Outside of the GLB realm, no such proposals for standard forms have been made. So there is a real opportunity for companies collecting consumer data for tailored marketing to communicate in new, clearer, and more consumer-friendly ways in order to provide the notice and choice that are the bedrock Fair Information Practices principles. Privacy policies need to be much more user-friendly. Of course, as a legal matter, the fine print needs to be there. But there is no reason the policies cannot be summarized with headlines in plain English, in a graphically attractive way. Just as dense management reports often contain executive summaries, companies should employ consumer summaries that highlight the privacy provisions. Even video can be used to describe the privacy options available to consumers. Verizon recently experimented with such video information.
Matter of Control
A special opportunity exists for companies that provide wired and wireless voice, video, and data services. The breadth and depth of the data such companies handle makes it incumbent upon them to clearly state their collection, storage, security, and sharing practices, and what the consumer options are with respect to how data are used. Likewise, more and clearer information needs to be provided to consumers regarding how they can use tools on their own computers to control the collection of data at its source.
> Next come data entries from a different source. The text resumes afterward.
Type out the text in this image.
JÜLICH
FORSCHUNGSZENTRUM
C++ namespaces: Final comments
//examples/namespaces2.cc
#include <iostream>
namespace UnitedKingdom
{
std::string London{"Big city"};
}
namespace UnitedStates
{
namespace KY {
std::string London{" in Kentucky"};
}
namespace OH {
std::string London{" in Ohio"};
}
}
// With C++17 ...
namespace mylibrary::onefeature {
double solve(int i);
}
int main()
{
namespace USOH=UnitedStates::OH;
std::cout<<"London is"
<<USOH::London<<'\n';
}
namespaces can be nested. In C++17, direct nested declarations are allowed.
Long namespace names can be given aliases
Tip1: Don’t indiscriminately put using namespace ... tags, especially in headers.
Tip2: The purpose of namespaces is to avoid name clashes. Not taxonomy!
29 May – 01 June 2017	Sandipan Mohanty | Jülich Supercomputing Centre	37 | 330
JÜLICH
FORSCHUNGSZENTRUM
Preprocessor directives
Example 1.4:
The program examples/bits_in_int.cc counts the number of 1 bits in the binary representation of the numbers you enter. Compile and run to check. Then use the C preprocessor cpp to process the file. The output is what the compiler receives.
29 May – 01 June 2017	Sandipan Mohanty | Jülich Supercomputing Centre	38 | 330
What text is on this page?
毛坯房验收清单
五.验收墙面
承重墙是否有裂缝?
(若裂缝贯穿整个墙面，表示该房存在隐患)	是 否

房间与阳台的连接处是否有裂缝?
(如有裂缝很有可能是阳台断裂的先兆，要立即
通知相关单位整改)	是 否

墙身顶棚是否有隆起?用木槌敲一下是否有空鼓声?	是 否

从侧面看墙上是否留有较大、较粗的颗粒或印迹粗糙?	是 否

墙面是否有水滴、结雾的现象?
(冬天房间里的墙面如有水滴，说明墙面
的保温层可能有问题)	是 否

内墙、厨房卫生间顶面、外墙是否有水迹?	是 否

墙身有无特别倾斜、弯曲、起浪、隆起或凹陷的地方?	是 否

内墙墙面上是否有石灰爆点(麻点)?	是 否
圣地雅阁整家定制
In the new technological era, marketers will be able to provide more relevant (and more useful) information to consumers based on personal information, but that will only work if people have control over what information they are sharing. Privacy policies therefore will take on an increasingly important role, and companies will (and should) be rewarded for innovations in how such policies are communicated. A new “do not track” bureaucracy is not what is needed.
Christopher Wolf is a litigation partner in the Washington (D.C.) office of Proskauer Rose and chairs the firm’s Privacy & Data Security Practice Group. He is the editor and lead author of the Practising Law Institute treatise Proskauer on Privacy: A Guide to Privacy and Data Security Law in the Information Age.